Incipient Broken Rotor Bar Detection in Induction Motors Using Vibration Signals and the Orthogonal Matching Pursuit Algorithm

Abstract

A methodology for automatic incipient broken rotor bar detection in induction motors (IMs) is presented. Sparse representations of signals are applied as a diagnosis technique. The novelty of this technique is that it can analyze the frequency spectra from vibration signals even when the differences among signals are small. This representation allows decomposing or reconstructing signals through a trained dictionary that has learned the features of one specific group/class. The main feature of this paper is the use of overcomplete dictionaries trained from sets of signals with faults to be detected. In this way, trained dictionaries perform the decomposition of signals using the orthogonal matching pursuit (OMP) algorithm. The decomposition is evaluated and classified by error-based criteria and a majority decision classifier, allowing the detection of early damage, ranging from 1 mm to one broken bar.
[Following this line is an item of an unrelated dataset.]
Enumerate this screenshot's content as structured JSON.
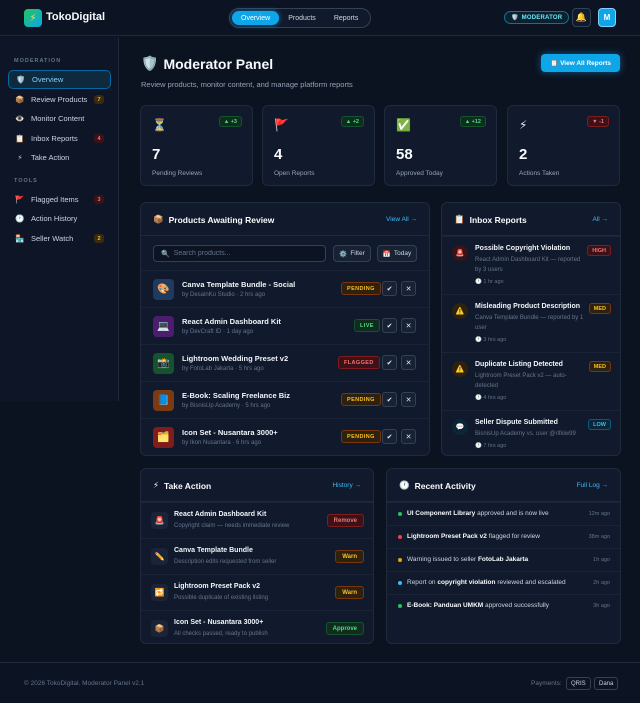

The detection is performed by the decomposition of vibration signals from three axes ( ${x}$ , ${y}$ , and ${z}$ ) of IMs under three load conditions (unloaded, half loaded, and three-fourths loaded) and different levels of damage (healthy or 0 mm, 1–9 mm, and one broken bar). These signals are processed by the Fourier transform and the spectrum obtained is evaluated by the OMP algorithm. Finally, the retrieved information is evaluated and the diagnosis is given. All algorithms are developed in MATLAB software and the detection accuracy is higher than 90% for damages as small as 1 mm.